C’era da crederle ? Tutto il villaggio ne discusse per mesi. C’erano gli scettici e coloro i quali – forse, su suggerimento del parroco – vollero credere al “miracolo dei volatili” salvatori di Edvige. 

Sulla storia non si pronunciò mai l’apprendista cameriere, Gino Villani. A lui era bastato pensare che Edvige doveva trovarsi ancora al castello e la ritrovò.

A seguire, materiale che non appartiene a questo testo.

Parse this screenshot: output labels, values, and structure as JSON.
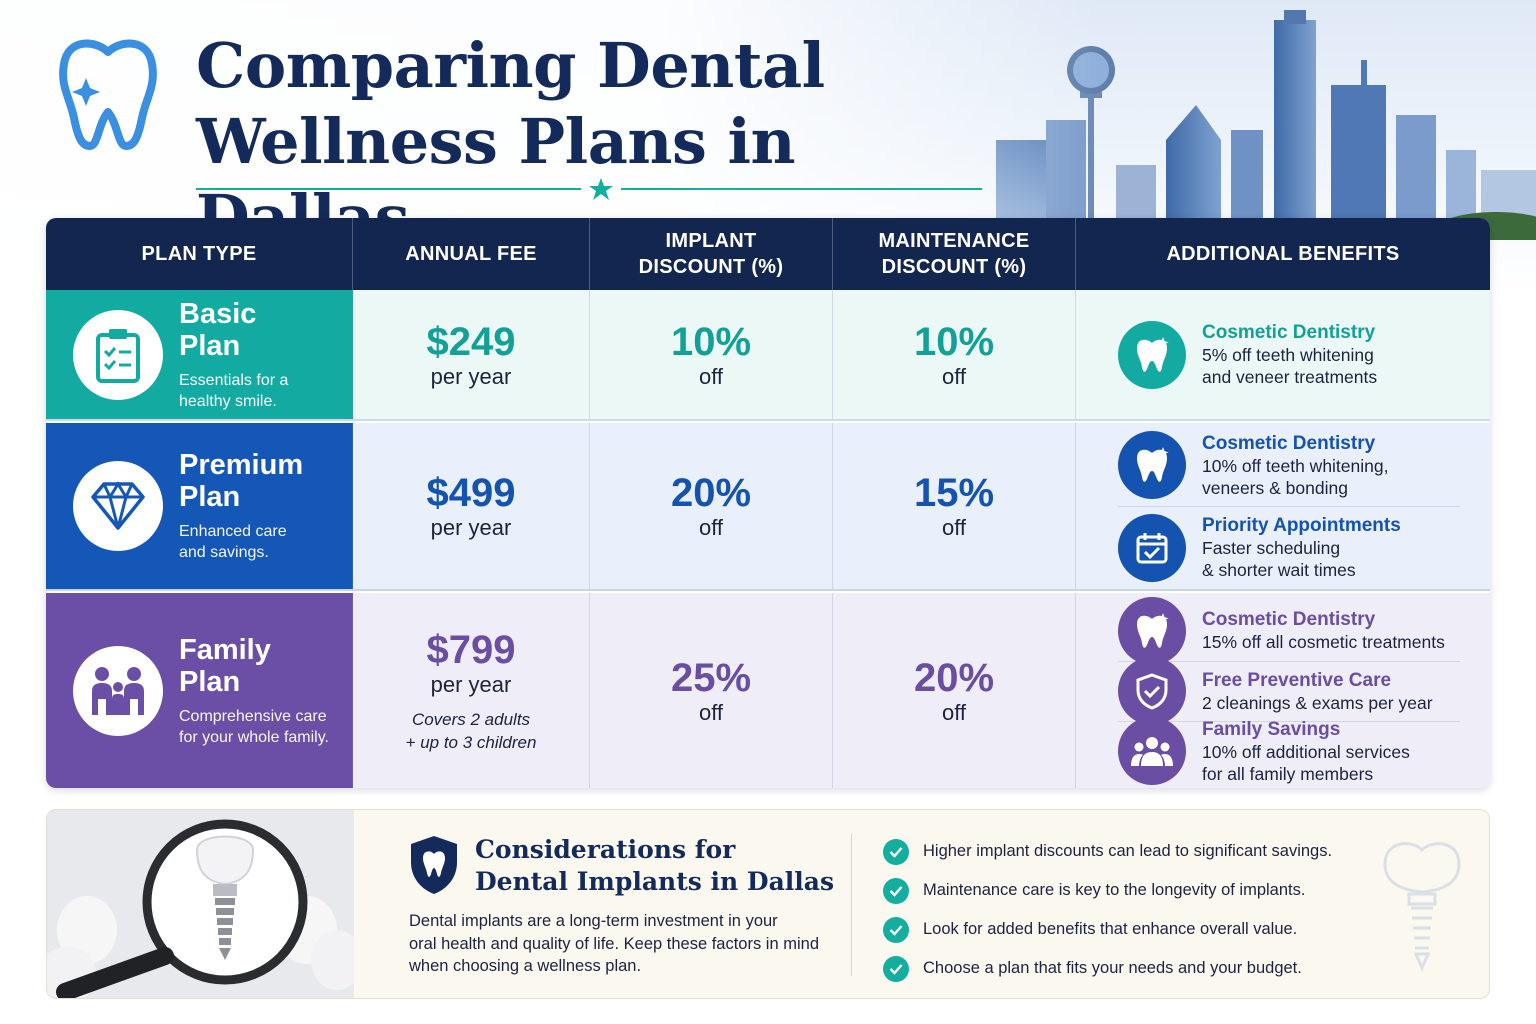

Per fortuna, o per miracolo, ancora in vita.

Da quel giorno, il bar dove egli lavorava e dove venne assunto a tempo indeterminato, fu pieno di clienti ; anche questo fu merito del cameriere-detective divenuto in tutta la provincia una sorta di celebrità. Il buon Gino, come tutti ormai lo chiamavano in paese, fu l’ospite d’onore alle nozze di Edvige che ebbero luogo entro pochi mesi dal pieno ristabilimento della giovane.

Ai suoi nuovi clienti, desiderosi di conoscerlo e di stringergli la mano, il Gino  alludeva all’eroe dei racconti che preferiva, quelli di Sir Conan Doyle e del suo Sherlock Holmes e, narrando per l’ennesima volta il suo exploit ai curiosi uditori, esclamava per concludere la storia della sua solitaria e sagace esplorazione: “Elementare, dottor Watson!”

 Quanto ad Edvige, sul davanzale della  finestra della sua nuova casa da sposa non mancarono mai , al mattino briciole di pane uscite ancora belle calde dal forno paterno. E per le amiche gazze qualche perlina di vetro, qualche oggettino lucente fasullo da poter “rubare”. In tutta impunità.